I’m clearly writing this post in affect, so please forgive my bluntness and at times harshness, but I think we need to discuss several key issues when it comes to translating.
Viki has recently put a lot of effort to increase the number of subtitles and subtitlers, particularly for languages spoken in smaller communities. (Remember the race for the highest number of subtitles?)
However, recently I took over an abandoned project and came across some very bad, bad, awful subtitles! It made me think, shouldn’t there be a healthier balance between the quantity and quality of subtitles? Do we insist too much on speed of translation, on the expense of understandability of subtitles?
So, even though I’m really not a pro at it, I think there are some basic rules in subtitling (from English to another language) which a lot of us apply to our work on a daily basis, but others seem to have no clue about. And, please, feel free to correct me on any major or minor points you feel are not true, or add to this story.
1. Stay true to the content/meaning of the subtitle. Don’t invent your own story, just because you are not sure if you understand the subtitle or not. If uncertain what the exact meaning is, leave the subtitle blank and ask for an explanation. I’m sure your team members, who wrote the particular subtitle, would be willing to help you out.

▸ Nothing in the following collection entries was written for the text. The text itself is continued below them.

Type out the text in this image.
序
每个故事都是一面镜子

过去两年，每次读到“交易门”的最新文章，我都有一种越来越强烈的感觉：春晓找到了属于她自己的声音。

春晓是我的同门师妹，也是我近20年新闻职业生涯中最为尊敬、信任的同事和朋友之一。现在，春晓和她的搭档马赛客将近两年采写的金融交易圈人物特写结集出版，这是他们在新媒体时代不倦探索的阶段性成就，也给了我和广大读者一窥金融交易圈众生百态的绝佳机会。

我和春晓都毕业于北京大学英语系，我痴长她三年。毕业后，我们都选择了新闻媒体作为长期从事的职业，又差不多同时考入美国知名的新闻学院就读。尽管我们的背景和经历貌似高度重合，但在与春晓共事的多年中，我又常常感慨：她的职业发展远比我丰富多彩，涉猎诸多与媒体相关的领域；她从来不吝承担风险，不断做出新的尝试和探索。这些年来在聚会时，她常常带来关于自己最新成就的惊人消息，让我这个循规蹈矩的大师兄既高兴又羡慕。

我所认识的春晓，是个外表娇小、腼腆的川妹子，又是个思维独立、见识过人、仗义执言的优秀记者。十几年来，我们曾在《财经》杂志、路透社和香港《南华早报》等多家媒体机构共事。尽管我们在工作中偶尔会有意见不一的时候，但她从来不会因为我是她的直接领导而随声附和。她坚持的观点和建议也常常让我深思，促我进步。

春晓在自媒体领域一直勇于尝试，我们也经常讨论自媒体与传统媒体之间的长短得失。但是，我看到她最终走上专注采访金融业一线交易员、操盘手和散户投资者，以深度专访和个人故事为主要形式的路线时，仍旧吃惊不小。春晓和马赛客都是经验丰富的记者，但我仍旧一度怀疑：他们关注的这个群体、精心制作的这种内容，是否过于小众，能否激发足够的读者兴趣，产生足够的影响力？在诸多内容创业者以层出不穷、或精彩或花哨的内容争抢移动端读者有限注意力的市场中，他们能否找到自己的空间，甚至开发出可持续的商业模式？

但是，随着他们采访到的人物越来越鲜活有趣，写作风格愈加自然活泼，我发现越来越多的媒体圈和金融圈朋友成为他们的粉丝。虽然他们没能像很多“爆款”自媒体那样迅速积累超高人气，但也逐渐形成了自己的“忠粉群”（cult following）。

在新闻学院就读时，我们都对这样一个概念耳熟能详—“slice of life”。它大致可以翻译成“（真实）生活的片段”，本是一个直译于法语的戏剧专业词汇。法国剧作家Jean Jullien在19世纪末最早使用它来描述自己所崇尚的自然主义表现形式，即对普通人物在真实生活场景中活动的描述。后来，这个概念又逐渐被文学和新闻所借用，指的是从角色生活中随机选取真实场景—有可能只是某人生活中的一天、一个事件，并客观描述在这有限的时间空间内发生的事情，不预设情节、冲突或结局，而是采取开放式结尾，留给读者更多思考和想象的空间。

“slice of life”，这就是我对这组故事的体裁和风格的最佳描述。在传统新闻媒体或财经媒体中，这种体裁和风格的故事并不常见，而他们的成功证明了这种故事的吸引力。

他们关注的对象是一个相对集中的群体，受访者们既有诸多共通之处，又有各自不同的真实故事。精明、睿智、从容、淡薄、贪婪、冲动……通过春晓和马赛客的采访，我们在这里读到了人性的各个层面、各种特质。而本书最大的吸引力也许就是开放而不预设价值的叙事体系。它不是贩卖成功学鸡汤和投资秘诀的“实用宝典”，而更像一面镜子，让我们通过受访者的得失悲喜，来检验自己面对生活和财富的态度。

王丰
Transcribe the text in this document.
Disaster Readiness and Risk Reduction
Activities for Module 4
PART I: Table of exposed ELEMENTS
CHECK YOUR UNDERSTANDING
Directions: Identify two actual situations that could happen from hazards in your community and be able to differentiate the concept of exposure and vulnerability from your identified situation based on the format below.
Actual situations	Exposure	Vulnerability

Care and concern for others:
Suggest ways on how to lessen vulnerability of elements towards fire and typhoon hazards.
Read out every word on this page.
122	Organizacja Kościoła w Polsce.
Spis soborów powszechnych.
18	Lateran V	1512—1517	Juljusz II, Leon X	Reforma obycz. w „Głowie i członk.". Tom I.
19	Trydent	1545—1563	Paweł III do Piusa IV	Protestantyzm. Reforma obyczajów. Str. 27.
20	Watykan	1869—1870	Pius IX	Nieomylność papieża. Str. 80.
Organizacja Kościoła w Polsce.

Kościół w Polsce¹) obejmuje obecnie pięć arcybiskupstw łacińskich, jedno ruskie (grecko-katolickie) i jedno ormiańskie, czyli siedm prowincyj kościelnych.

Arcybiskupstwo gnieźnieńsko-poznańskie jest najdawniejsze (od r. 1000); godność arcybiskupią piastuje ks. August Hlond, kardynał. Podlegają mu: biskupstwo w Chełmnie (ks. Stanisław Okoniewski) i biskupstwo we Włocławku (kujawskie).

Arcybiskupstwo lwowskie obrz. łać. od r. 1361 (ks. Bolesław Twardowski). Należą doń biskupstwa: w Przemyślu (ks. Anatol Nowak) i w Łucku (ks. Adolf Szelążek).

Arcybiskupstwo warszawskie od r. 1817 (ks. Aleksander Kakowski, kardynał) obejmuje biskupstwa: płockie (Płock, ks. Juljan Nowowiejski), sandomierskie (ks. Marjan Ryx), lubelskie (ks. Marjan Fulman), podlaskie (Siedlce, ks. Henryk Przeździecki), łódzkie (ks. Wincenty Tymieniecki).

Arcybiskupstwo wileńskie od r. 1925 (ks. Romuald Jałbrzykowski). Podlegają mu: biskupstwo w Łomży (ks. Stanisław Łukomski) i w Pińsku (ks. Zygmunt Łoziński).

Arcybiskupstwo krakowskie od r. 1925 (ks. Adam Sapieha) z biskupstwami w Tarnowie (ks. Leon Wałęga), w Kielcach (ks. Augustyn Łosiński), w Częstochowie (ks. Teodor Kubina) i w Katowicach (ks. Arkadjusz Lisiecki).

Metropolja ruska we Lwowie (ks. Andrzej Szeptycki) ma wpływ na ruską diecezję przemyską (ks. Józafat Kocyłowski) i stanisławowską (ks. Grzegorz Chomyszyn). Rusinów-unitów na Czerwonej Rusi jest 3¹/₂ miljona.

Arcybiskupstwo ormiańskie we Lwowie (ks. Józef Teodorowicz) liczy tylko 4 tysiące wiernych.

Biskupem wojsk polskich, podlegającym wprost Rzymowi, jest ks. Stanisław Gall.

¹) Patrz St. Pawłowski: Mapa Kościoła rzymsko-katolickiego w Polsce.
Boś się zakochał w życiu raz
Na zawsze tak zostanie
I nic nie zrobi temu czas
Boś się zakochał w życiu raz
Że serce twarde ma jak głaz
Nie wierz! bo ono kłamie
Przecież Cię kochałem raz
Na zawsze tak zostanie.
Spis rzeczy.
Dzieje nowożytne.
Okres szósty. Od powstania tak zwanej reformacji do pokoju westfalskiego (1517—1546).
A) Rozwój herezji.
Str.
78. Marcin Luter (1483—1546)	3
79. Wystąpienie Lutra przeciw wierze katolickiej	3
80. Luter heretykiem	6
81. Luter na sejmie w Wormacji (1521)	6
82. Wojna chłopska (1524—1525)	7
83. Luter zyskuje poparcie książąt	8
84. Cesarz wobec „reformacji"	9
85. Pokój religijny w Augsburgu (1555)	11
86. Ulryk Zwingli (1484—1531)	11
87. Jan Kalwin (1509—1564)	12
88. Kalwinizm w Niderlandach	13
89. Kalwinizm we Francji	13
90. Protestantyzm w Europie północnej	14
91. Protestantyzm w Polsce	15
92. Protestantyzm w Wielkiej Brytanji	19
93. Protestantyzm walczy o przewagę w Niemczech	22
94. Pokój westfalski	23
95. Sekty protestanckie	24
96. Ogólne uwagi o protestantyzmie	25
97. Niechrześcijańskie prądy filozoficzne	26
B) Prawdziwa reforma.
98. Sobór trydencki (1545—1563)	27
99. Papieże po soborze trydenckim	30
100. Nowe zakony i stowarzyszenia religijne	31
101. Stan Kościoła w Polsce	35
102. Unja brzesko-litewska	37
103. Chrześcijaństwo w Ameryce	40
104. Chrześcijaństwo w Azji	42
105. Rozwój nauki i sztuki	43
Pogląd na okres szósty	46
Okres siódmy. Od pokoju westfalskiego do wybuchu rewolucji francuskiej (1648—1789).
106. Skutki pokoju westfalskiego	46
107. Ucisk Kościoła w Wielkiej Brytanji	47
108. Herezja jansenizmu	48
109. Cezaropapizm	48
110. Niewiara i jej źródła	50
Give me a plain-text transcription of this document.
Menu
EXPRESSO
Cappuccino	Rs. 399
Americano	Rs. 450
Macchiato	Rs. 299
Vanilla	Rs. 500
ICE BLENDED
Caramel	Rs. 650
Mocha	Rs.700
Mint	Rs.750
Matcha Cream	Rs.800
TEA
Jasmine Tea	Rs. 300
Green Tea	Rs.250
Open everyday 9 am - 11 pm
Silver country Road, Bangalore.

2. Avoid direct translations. Unless your language is in essence quite similar to the original subtitle language (sibling language, same language family), you are creating a confusing and artificial piece of text, difficult to follow. Try asking yourself “How would I tell this to a family member or a friend? Would I change the word order? Would I use a different phrase? Would I use active instead of passive verb form?” Make the translation more natural, make your language flow. Be proud of the beauty and uniqueness of your mother tongue.
3. Be succinct/brief. Subtitles are instantaneous pieces of text which need to be read by the viewer in a limited amount of time. Don’t overburden your viewer with a complex sentence, if you can somehow shorten it down. However, don’t shorten the translation if you believe the meaning and spirit of the original text will be lost.
4. Proof-read and correct your own text. Nothing screams lazy more than an episode with a whole bunch of typing errors. Typos happen to everyone, even after proof-reading your own work. But, large amount of such errors is annoying and distracts the viewer.
5. Keep some of the culture of the original language. This rule of mine comes from translating Korean dramas and trying to keep cute and sometimes untranslatable words such as hyung, eonnie, donseng, ahjusshi and ahjumma in their “original” form (original at least pronunciation-wise). Why not engage your viewer into exploring further the culture of the original drama language? Don’t forget to explain the meaning of the word the first time it appears in a drama. Also, unfortunately, English language doesn’t use any polite forms of speech, so that part of Asian culture may forever be lost to a less experienced subtitler. This may be irrelevant if your own language doesn’t have any polite forms, as well. But for others, I found, if in doubt, use a polite form. Odds will be in your favour.
Additionally, I think we should consider if there is a way to peer-review translations as a community. Anonymously and randomly check translations of even the “more experienced” translators. The point of peer-review process is to increase the quality of work, not to hinder the productivity of the work itself. So, with humbleness, learn from our sunbaes.